I was just reviewing some blog postings and decided to read the "Best Paper" for Usenix FAST 2011. The paper, titled, "A Study of Practical Deduplication" was written by William Bolosky of Microsoft Research and Dutch Meyer of British Columbia. The paper, while focused on deduplication, also revelaed some interesting things about trends in our "data."
The integeresting trends were discussed by Robin Harris at zdnet. The trends he noticed were:
- The Median file size was not changing
- The average file sizes are larger
- The average file system capacity has tripled
- The variety of file types is increasing
The first observation, that the median file size was not changing, is very interesting because we all know that files have gotten larger, particularly media files such as movies and music. However, for the median file size to stay the same that means that there much be a large number of small files (ouch!).
The second trend, that the average file size has increased, is also very interesting, especially in light of the first trend about the median file size. According to the paper, the average file size hsa increased to 318k over the last 10 years.

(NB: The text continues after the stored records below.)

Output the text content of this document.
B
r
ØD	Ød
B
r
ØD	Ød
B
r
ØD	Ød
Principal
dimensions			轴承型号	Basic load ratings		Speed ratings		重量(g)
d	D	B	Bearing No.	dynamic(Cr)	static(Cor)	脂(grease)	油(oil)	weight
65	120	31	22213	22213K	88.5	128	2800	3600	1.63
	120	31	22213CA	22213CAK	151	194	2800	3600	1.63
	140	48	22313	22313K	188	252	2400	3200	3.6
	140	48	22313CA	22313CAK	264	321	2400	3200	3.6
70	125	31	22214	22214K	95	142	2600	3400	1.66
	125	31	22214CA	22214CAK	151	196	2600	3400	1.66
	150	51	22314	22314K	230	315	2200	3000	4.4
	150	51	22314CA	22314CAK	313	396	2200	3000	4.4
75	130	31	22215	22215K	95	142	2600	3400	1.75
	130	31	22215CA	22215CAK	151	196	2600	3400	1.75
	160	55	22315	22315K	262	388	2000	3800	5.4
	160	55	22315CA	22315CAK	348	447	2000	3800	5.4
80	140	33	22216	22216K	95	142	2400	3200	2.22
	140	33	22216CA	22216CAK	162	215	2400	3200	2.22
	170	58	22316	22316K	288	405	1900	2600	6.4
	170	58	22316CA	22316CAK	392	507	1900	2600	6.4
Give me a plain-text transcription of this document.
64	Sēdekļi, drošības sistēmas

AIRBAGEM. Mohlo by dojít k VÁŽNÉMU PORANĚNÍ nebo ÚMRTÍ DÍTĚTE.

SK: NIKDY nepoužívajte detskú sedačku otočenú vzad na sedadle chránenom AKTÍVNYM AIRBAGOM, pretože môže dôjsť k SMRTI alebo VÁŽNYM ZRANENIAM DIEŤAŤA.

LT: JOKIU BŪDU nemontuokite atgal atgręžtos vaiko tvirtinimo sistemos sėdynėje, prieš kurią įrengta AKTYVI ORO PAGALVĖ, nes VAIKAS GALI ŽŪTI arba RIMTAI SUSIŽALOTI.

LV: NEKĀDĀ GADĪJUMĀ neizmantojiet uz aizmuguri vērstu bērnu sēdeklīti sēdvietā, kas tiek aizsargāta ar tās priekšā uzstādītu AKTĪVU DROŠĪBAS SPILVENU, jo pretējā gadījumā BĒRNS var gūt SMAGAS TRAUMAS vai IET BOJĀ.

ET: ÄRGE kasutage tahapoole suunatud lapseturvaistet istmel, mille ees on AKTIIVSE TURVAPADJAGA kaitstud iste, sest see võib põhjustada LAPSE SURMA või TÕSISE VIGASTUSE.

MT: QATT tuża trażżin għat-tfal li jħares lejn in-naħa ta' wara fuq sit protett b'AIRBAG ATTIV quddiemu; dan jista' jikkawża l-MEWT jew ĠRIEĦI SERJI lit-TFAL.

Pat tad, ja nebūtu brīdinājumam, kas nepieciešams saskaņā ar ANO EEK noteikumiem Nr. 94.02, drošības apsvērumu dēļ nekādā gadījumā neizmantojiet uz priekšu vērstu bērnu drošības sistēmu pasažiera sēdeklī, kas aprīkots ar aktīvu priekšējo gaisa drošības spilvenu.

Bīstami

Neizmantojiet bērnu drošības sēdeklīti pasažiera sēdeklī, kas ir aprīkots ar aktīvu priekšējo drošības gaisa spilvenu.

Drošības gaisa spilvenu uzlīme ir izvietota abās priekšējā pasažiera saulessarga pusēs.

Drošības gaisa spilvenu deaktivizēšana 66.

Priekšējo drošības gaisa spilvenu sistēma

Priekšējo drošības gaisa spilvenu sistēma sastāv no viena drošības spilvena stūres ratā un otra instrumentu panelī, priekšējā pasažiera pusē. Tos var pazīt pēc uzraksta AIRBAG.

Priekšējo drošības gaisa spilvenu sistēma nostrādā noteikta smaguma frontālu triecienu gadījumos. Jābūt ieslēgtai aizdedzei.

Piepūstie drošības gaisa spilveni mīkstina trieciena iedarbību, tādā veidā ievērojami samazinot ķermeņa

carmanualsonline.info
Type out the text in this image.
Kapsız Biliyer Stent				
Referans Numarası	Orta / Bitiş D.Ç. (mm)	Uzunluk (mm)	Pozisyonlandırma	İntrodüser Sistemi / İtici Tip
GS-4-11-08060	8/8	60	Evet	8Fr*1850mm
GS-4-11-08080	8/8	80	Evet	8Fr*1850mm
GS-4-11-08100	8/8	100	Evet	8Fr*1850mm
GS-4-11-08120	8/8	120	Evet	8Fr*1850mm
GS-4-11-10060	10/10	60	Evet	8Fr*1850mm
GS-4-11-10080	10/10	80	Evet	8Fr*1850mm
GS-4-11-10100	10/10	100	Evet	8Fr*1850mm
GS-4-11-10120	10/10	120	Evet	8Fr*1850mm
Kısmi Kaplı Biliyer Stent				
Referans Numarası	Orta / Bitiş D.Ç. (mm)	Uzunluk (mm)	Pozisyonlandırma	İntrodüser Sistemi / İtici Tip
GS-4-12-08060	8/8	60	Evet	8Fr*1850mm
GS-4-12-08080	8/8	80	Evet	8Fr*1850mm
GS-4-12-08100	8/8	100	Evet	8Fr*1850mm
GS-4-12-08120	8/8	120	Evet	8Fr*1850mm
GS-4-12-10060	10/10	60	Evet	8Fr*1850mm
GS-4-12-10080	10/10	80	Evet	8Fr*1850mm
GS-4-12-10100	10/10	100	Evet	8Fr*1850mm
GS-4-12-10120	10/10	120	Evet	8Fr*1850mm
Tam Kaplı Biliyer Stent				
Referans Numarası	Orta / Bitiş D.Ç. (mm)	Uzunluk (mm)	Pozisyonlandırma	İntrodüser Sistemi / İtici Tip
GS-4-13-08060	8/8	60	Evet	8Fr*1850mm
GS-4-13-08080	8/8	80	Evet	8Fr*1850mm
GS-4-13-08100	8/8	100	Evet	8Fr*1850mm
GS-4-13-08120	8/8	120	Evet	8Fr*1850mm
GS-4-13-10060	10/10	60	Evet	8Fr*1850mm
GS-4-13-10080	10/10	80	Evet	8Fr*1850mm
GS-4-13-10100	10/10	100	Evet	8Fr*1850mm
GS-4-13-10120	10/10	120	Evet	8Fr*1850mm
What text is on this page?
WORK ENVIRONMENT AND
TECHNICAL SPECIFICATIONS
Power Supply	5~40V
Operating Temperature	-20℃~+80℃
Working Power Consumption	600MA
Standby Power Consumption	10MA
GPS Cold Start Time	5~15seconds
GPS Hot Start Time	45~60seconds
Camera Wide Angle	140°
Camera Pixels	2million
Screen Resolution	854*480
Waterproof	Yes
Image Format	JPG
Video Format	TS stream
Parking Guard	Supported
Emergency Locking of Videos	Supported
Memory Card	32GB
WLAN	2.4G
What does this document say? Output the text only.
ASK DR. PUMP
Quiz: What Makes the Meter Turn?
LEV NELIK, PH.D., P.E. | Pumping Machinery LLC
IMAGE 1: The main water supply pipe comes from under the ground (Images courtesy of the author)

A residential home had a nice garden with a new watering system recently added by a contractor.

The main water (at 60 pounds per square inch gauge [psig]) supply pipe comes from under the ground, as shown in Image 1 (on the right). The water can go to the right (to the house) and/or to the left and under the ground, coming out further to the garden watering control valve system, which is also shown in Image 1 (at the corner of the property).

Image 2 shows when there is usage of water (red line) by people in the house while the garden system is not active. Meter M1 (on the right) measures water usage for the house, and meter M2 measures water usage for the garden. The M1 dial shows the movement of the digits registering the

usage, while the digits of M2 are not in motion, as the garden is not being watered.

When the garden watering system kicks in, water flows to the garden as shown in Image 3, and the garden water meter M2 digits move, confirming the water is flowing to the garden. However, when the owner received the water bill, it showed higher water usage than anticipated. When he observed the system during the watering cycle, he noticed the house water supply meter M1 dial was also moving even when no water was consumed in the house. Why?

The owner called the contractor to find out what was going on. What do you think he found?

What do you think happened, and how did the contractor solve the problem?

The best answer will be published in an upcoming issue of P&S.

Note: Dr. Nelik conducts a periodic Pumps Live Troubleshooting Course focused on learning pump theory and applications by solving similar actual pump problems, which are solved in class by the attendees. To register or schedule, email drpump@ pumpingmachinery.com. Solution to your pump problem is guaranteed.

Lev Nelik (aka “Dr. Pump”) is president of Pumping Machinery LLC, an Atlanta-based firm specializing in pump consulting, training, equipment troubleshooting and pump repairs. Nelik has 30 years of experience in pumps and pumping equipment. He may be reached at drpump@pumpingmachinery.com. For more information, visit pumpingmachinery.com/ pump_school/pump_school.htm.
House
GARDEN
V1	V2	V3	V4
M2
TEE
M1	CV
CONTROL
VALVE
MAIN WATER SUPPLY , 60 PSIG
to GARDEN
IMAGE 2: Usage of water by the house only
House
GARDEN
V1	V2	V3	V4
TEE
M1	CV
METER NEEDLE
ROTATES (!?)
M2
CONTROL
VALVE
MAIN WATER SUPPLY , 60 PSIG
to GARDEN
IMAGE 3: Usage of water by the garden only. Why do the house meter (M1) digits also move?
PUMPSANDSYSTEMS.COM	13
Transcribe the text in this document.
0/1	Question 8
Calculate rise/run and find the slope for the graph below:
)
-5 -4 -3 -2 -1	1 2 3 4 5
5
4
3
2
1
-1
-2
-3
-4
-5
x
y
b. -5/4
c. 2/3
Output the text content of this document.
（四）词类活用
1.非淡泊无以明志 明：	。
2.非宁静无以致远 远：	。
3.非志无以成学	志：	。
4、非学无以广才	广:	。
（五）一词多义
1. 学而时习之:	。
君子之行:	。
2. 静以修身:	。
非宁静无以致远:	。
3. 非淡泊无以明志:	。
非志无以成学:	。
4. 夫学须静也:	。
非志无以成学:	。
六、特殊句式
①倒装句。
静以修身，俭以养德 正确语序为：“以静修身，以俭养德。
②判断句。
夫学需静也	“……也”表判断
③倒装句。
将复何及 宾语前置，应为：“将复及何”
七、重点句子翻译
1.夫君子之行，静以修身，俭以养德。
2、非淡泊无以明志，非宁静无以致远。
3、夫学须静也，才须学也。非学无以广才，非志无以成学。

The third trend is not surprising because the capacity of drives has greatly increased over the last 10 years or so. According to the paper, in the year 2000, few Windows machines had more than 50GB in capacity in the file systems. The average today is about 194GB of capacity. This is at least a 4-fold increase in 10 years. However, I'm still surprised by the small average capacity of file systems given that we have been able to easily buy 1TB drives for seveal years.
The fourth trend is also interesting from a Windows perspective (not my area of expertise). The study found that the top 10 most popular file extensions account for less than 45% of the used file system capacity. In the year 2000, that number was over 50%. The study did also mention that the most common file extension in Windows is none.
Even if you're not an every day Windows user, these trends are very interesting. If you take them in aggregate it points to more smaller files and more larger files, without much in the middle. Couple that with the increased capacity of file systems and now file systems are under great pressure to perform well for large files, which most already do, and also for lots of small files, which most file systems don't handle well.
In addition, these trends also point out that perhaps SSDs are not going to totally replace hard drives. if capacities are increasing rapidly then SSDs are less likely to be the only storage media in systems (where will we store all of our stuff?). However, I also think it points out that coupling SSDs with current file systems allows us to address the small file problems.